Immigration stopped processing offshore visa applications but kept applications open, according to Ms Kaloti.

“[Migrants] can apply, and they pay their application fee, but Immigration New Zealand is not processing any applications,” she says.

“That’s very dishonest because they are taking their money and just holding onto it.”

Last week, Hon Kris Faafoi extended border exemptions to a few hundred cases.

This includes dependents and partners of health care workers and highly skilled migrants, as well as visa-holding family members of New Zealand-based migrants.

Ms Kaloti says this is not enough.

The exemptions come as good news for health care workers and highly skilled migrants, but in the last category, only a handful of people will meet the requirements, she says.

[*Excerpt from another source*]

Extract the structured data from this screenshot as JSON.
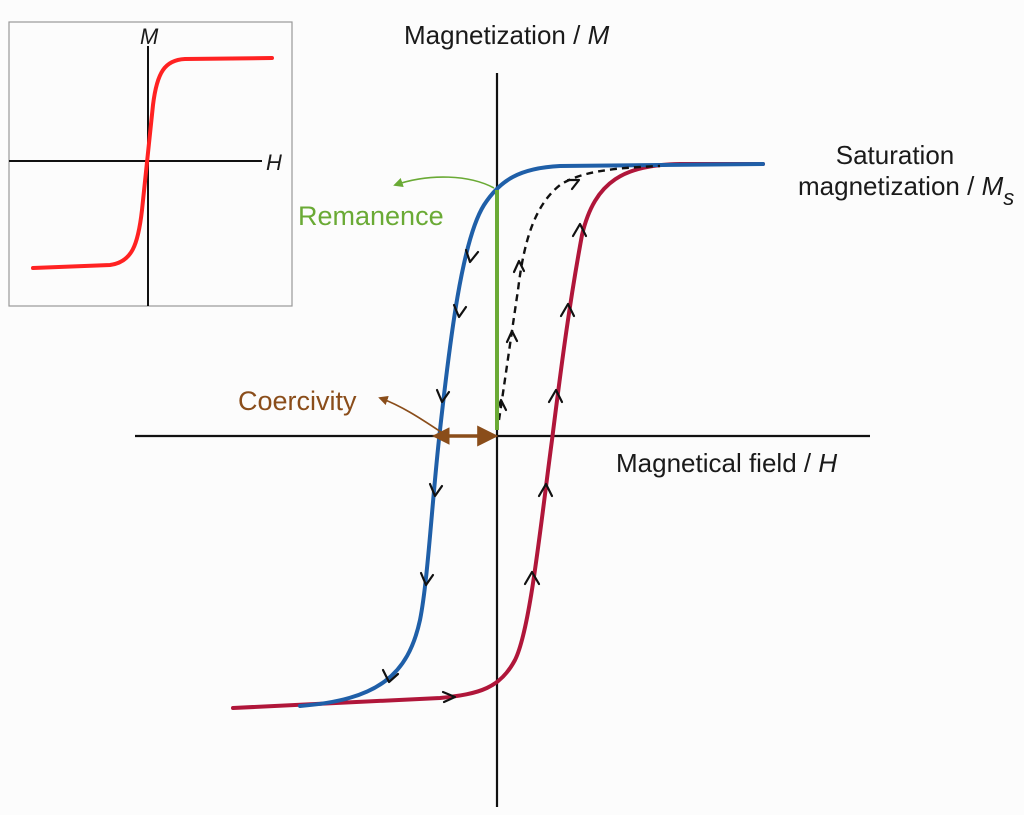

“Most of the visas issued on family ties have been for about six months. So those visas, all of them will have expired,” she says.

This is the case for young Vidyansh. His second visa application is still pending, as it has been for the past year.

“I do not understand why they are playing with our emotions and making us cry every day with no hope,” Ms Balda says.

Both Ms Balda and her husband are engineers but are not considered highly skilled under immigration rules.

Ms Balda’s story is just one of many migrant families who are caught in the uncertainty of immigration during the pandemic.